In Alaska and Minnesota, state officials faced remarkably similar situations, with premiums that put insurance out of reach for consumers who got little or no financial aid. They responded very differently than their counterparts in Des Moines. They created “reinsurance” pools that reimburse carriers for their most expensive-to-cover beneficiaries. Premiums fell in both states, and just this past week officials in Wisconsin said they were going to try the same thing.

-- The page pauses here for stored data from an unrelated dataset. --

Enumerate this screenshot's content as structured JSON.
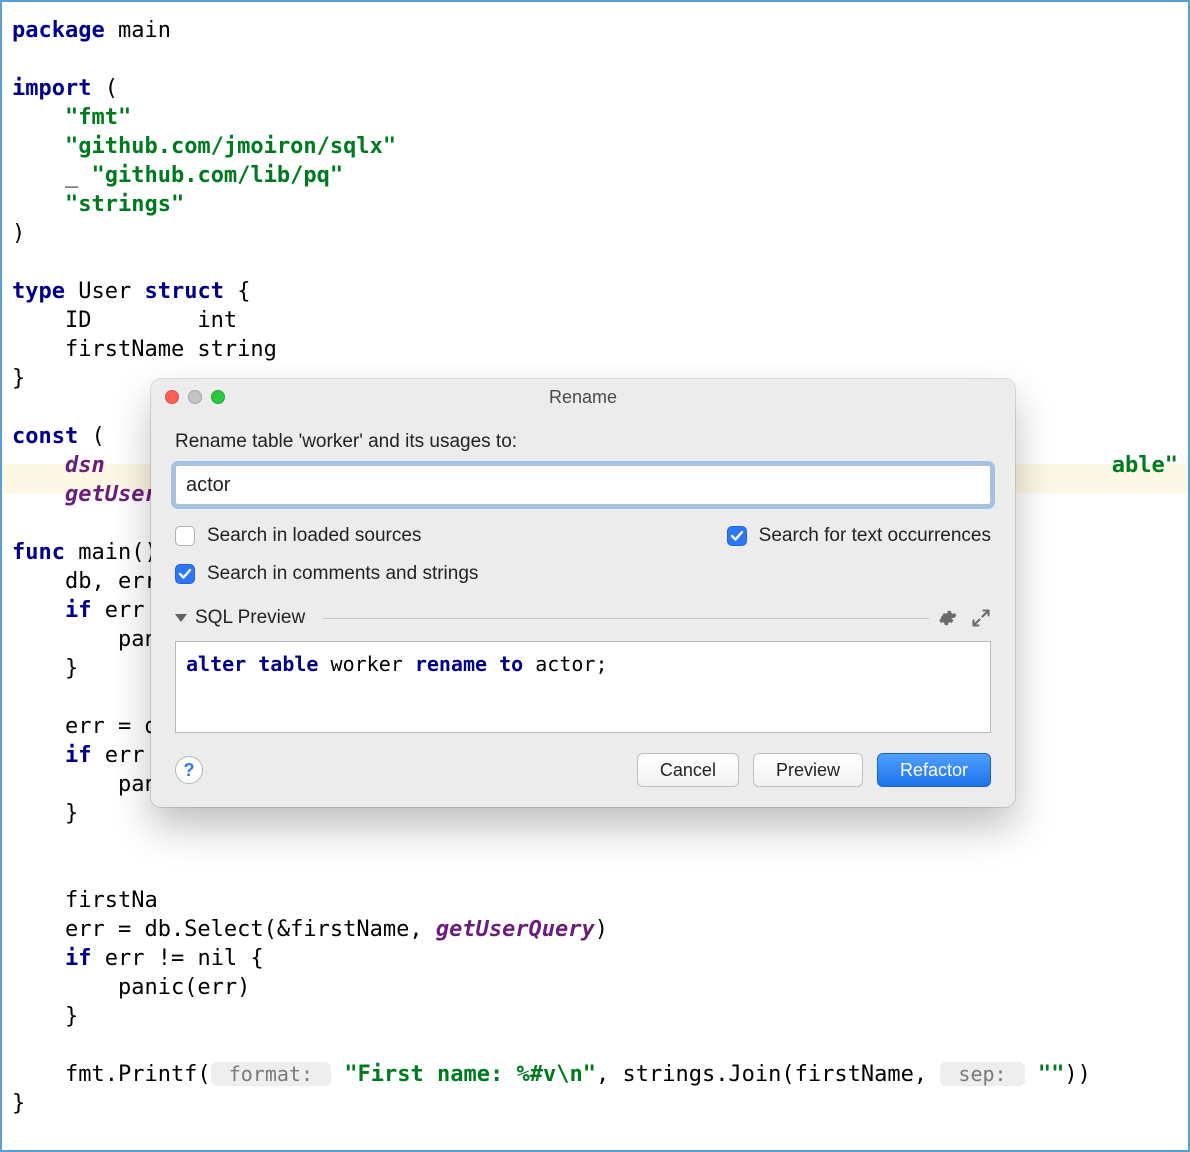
{
  "code": {
    "line1_kw": "package",
    "line1_id": " main",
    "blank": "",
    "import_kw": "import",
    "import_open": " (",
    "imp1": "\"fmt\"",
    "imp2": "\"github.com/jmoiron/sqlx\"",
    "imp3_blank": "_ ",
    "imp3": "\"github.com/lib/pq\"",
    "imp4": "\"strings\"",
    "close_paren": ")",
    "type_kw": "type",
    "type_name": " User ",
    "struct_kw": "struct",
    "struct_open": " {",
    "field1": "    ID        int",
    "field2": "    firstName string",
    "close_brace": "}",
    "const_kw": "const",
    "const_open": " (",
    "dsn_name": "dsn",
    "able_tail": "able\"",
    "getuser_name": "getUser",
    "func_kw": "func",
    "main_sig": " main()",
    "db_line": "    db, err",
    "if_kw": "if",
    "if_tail": " err",
    "pan_head": "        pan",
    "close_b1": "    }",
    "err_line": "    err = d",
    "if2_tail": " err ",
    "firstna": "    firstNa",
    "select_line_a": "    err = db.Select(&firstName, ",
    "getuserq": "getUserQuery",
    "select_line_b": ")",
    "if3": " err != nil {",
    "panic_full": "        panic(err)",
    "printf_a": "    fmt.Printf(",
    "hint_format": " format: ",
    "printf_str": "\"First name: %#v\\n\"",
    "printf_b": ", strings.Join(firstName, ",
    "hint_sep": " sep: ",
    "printf_sep": "\"\"",
    "printf_c": "))"
  },
  "dialog": {
    "title": "Rename",
    "prompt": "Rename table 'worker' and its usages to:",
    "input_value": "actor",
    "ck_loaded": "Search in loaded sources",
    "ck_loaded_checked": false,
    "ck_text": "Search for text occurrences",
    "ck_text_checked": true,
    "ck_comments": "Search in comments and strings",
    "ck_comments_checked": true,
    "section": "SQL Preview",
    "sql": {
      "alter": "alter",
      "table": "table",
      "worker": " worker ",
      "rename": "rename",
      "to": "to",
      "actor": " actor;"
    },
    "help": "?",
    "cancel": "Cancel",
    "preview": "Preview",
    "refactor": "Refactor"
  }
}
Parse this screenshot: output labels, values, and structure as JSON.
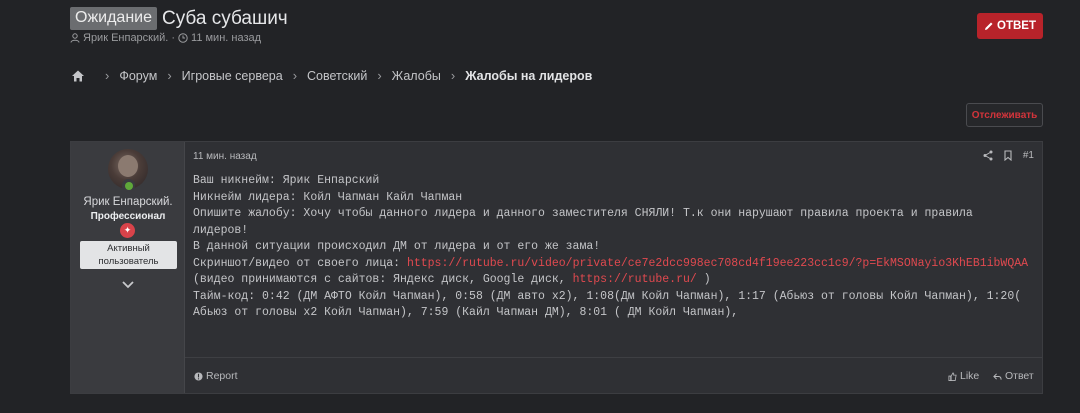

Iowa’s GOP leaders could have tried some version of that. They also could have launched, finally, a serious outreach effort to boost enrollment.

“These are places where there are opportunities to grow and consolidate the risk pool,” Sarah Lueck, a senior policy analyst at the progressive Center on Budget and Policy Priorities think tank, told HuffPost. Lueck, who happens to be an Iowa native, has studied the state closely and calls the outreach failure “a huge missed opportunity.”

There were more ambitious options, too, like opening up Medicaid to individual buyers or creating state tax credits to supplement the existing federal ones. These ideas, which have come up for discussion in other states, would have entailed their own trade-offs ― including, most likely, additional government spending. That’s true of reinsurance, as well. But the sums would be relatively modest, depending on the option, and all would leave in place those protections for pre-existing conditions.

But preserving those protections is not a priority for most Republicans, at either the state or the federal level. They would prefer to reduce health insurance premiums by letting insurers cover fewer services and exclude people with serious medical problems. And they are trying their best to realize that vision ― by, for example, encouraging enrollment in short-duration insurance plans that aren’t subject to the Affordable Care Act’s requirements.

As long as the Affordable Care Act remains on the books, millions of low- and middle-income individuals will continue to get comprehensive, subsidized insurance they wouldn’t have otherwise ― and, most likely, have better access to care as a result. That’s especially true in states where leaders are more enthusiastic about making the program work.

But in other parts of the country, and for certain groups of people, buying health insurance is going to look a lot like it was before the Affordable Care Act. Cheap insurance will be available, as long as you are healthy, and it will take care of you just fine, just as long as you stay that way.